Art and Culture - Rimini
Art and culture in the Province of Rimini

The province of Rimini extends along the Adriatic Coast of Emilia-Romagna and is a renowned area as far as both entertainment and culture are concerned. During the northern expansion of the Roman Empire, the city of Rimini, which has been settled since the Palaeolithic, became a powerful and strategic centre thanks to its harbour and the lines of communication which crossed the city. There are many evidences dating back to the Roman Empire, ranging from the Tiberius Bridge to the Augustus Arch which was the original entrance to the city, from the ancient domus to the well-preserved city walls.

The domination of the powerful Maltesta family from the nearby Verucchio began in the Middle Ages. Sigismondo Pandolfo Malatesta commissioned the building of the Tempio Malatestiano (Malatesta Temple), designed in 1405 by Leon Battista Alberti and built along a major road. Not to be missed is the small temple by Bramante, situated in piazza Tre Martiri, where Saint Antonio of Padua is said to have performed the miracle of the mule.
The residence of the Lord is an impressive building known as Sismondo Castle. It was built to suit celebration needs but then turned into a pontifical fortress and was retrenched.
In the '60s and '70s, Rimini and the nearby village of San Giuliano were celebrated by the films of the most famous inhabitant of Rimini, Federico Fellini.
Riccione is as ancient as Rimini, as evidenced by the finds came out from the archaeological excavations and cherished by the Museum of the City. An important architectonic and historic site is linked to the Signoria which settled there during the Middle Ages, the Agolanti family. The remains of the ancient castle of the Agolanti are situated on the hills behind the city.

The Apennines host many important historic centres. Not to be missed is the ancient Verucchio, where the excavations unhearted tombs, weapons, jewellery and coins linked to the Villanovan, Etruscan and Roman peoples. These finds are cherished by the Municipal Archaeological Museum in Verucchio, situated in the monastery of the Austin Friars.

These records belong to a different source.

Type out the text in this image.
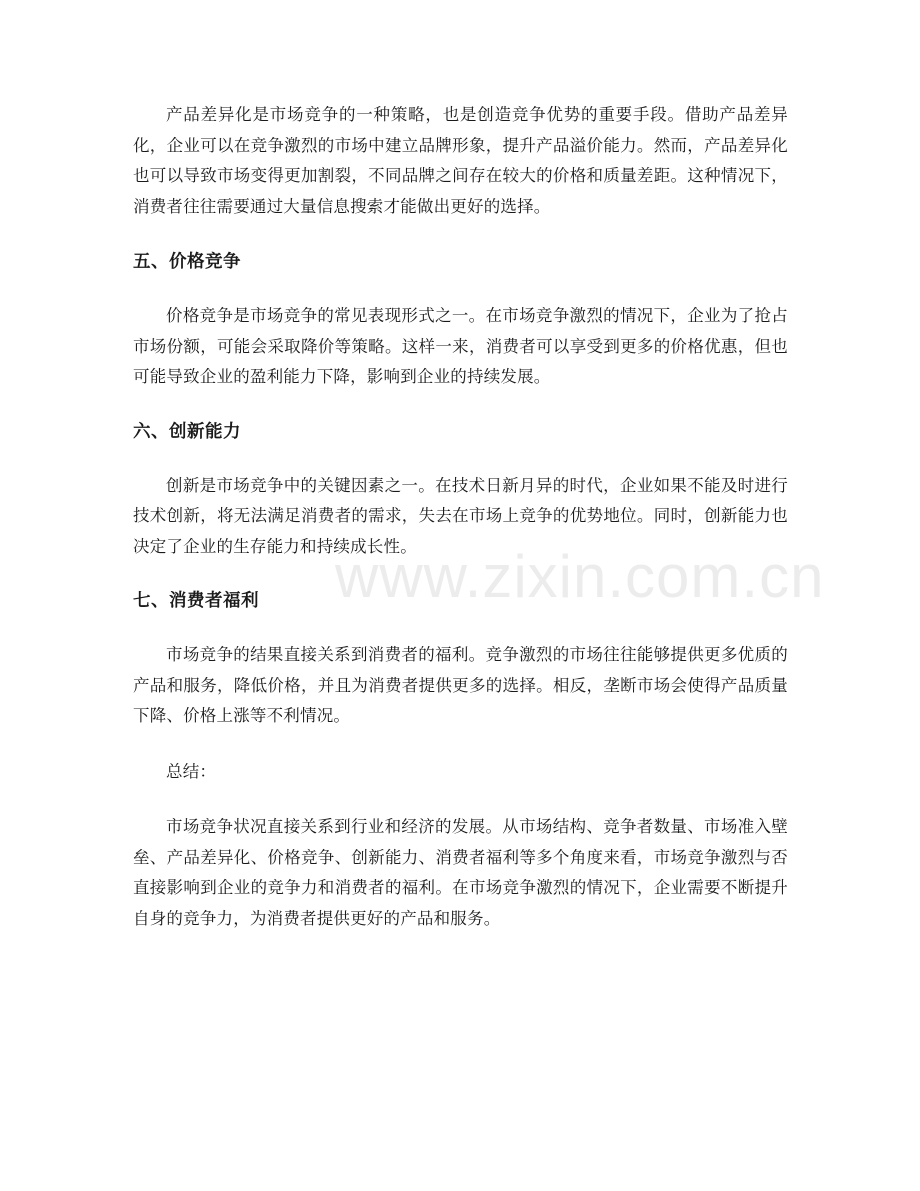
产品差异化是市场竞争的一种策略，也是创造竞争优势的重要手段。借助产品差异化，企业可以在竞争激烈的市场中建立品牌形象，提升产品溢价能力。然而，产品差异化也可以导致市场变得更加割裂，不同品牌之间存在较大的价格和质量差距。这种情况下，消费者往往需要通过大量信息搜索才能做出更好的选择。

五、价格竞争

价格竞争是市场竞争的常见表现形式之一。在市场竞争激烈的情况下，企业为了抢占市场份额，可能会采取降价等策略。这样一来，消费者可以享受到更多的价格优惠，但也可能导致企业的盈利能力下降，影响到企业的持续发展。

六、创新能力

创新是市场竞争中的关键因素之一。在技术日新月异的时代，企业如果不能及时进行技术创新，将无法满足消费者的需求，失去在市场上竞争的优势地位。同时，创新能力也决定了企业的生存能力和持续成长性。

七、消费者福利

市场竞争的结果直接关系到消费者的福利。竞争激烈的市场往往能够提供更多优质的产品和服务，降低价格，并且为消费者提供更多的选择。相反，垄断市场会使得产品质量下降、价格上涨等不利情况。

总结：

市场竞争状况直接关系到行业和经济的发展。从市场结构、竞争者数量、市场准入壁垒、产品差异化、价格竞争、创新能力、消费者福利等多个角度来看，市场竞争激烈与否直接影响到企业的竞争力和消费者的福利。在市场竞争激烈的情况下，企业需要不断提升自身的竞争力，为消费者提供更好的产品和服务。

www.zixin.com.cn
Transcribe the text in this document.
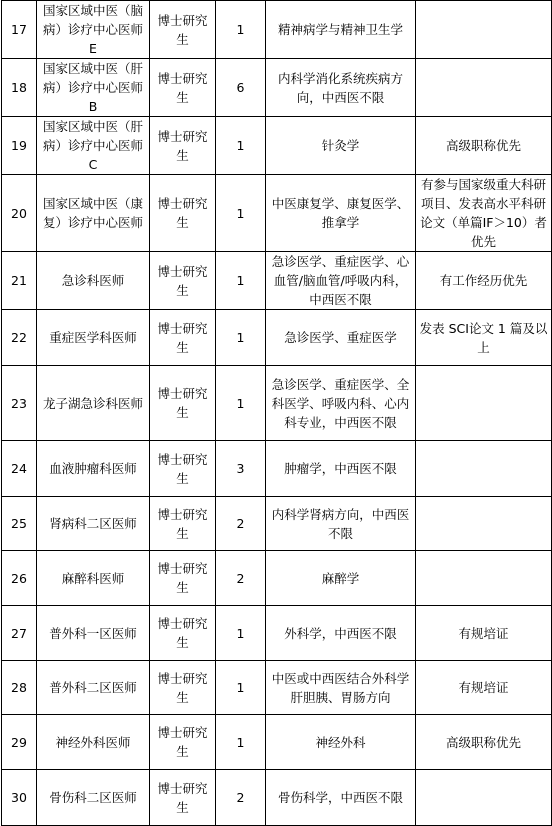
17	国家区域中医（脑病）诊疗中心医师E	博士研究生	1	精神病学与精神卫生学	
18	国家区域中医（肝病）诊疗中心医师B	博士研究生	6	内科学消化系统疾病方向，中西医不限	
19	国家区域中医（肝病）诊疗中心医师C	博士研究生	1	针灸学	高级职称优先
20	国家区域中医（康复）诊疗中心医师	博士研究生	1	中医康复学、康复医学、推拿学	有参与国家级重大科研项目、发表高水平科研论文（单篇IF＞10）者优先
21	急诊科医师	博士研究生	1	急诊医学、重症医学、心血管/脑血管/呼吸内科，中西医不限	有工作经历优先
22	重症医学科医师	博士研究生	1	急诊医学、重症医学	发表 SCI论文 1 篇及以上
23	龙子湖急诊科医师	博士研究生	1	急诊医学、重症医学、全科医学、呼吸内科、心内科专业，中西医不限	
24	血液肿瘤科医师	博士研究生	3	肿瘤学，中西医不限	
25	肾病科二区医师	博士研究生	2	内科学肾病方向，中西医不限	
26	麻醉科医师	博士研究生	2	麻醉学	
27	普外科一区医师	博士研究生	1	外科学，中西医不限	有规培证
28	普外科二区医师	博士研究生	1	中医或中西医结合外科学肝胆胰、胃肠方向	有规培证
29	神经外科医师	博士研究生	1	神经外科	高级职称优先
30	骨伤科二区医师	博士研究生	2	骨伤科学，中西医不限	
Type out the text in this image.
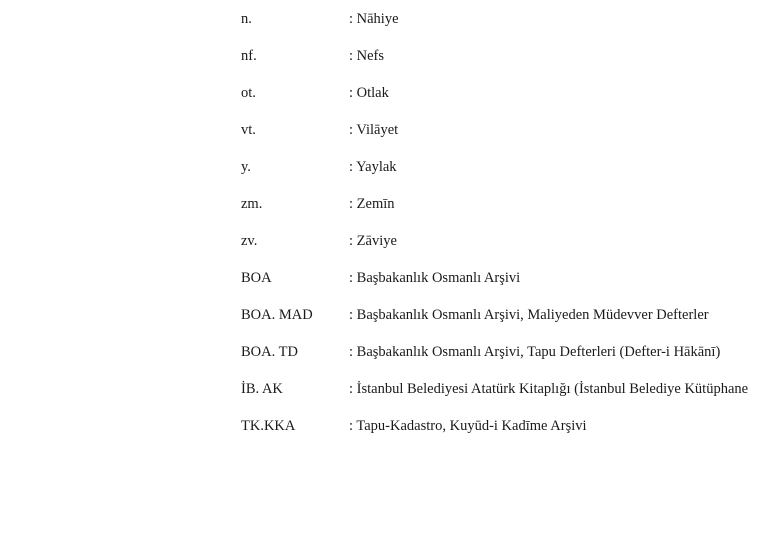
n.	: Nāhiye
nf.	: Nefs
ot.	: Otlak
vt.	: Vilāyet
y.	: Yaylak
zm.	: Zemīn
zv.	: Zāviye
BOA	: Başbakanlık Osmanlı Arşivi
BOA. MAD	: Başbakanlık Osmanlı Arşivi, Maliyeden Müdevver Defterler
BOA. TD	: Başbakanlık Osmanlı Arşivi, Tapu Defterleri (Defter-i Hākānī)
İB. AK	: İstanbul Belediyesi Atatürk Kitaplığı (İstanbul Belediye Kütüphane
TK.KKA	: Tapu-Kadastro, Kuyūd-i Kadīme Arşivi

Other interesting highlights are the Rocca Malatestiana (Malatesta Fortress), built in the XIIth century, one of the largest and best-preserved in the area, the Rocca del Passerello, with its enchanting original door which led to the town along the so-called San Giorgio walls, and the Romanesque Parish Church dating back to 990 A.D.

Other traditional tourist meccas are Mondaino, Saludecio, Montefiore and Montegridolfo, overlooking the Conca Valley, which are ideal sceneries to host Medieval commemorations or folk festivals thanks to their privileged position and Medieval layout.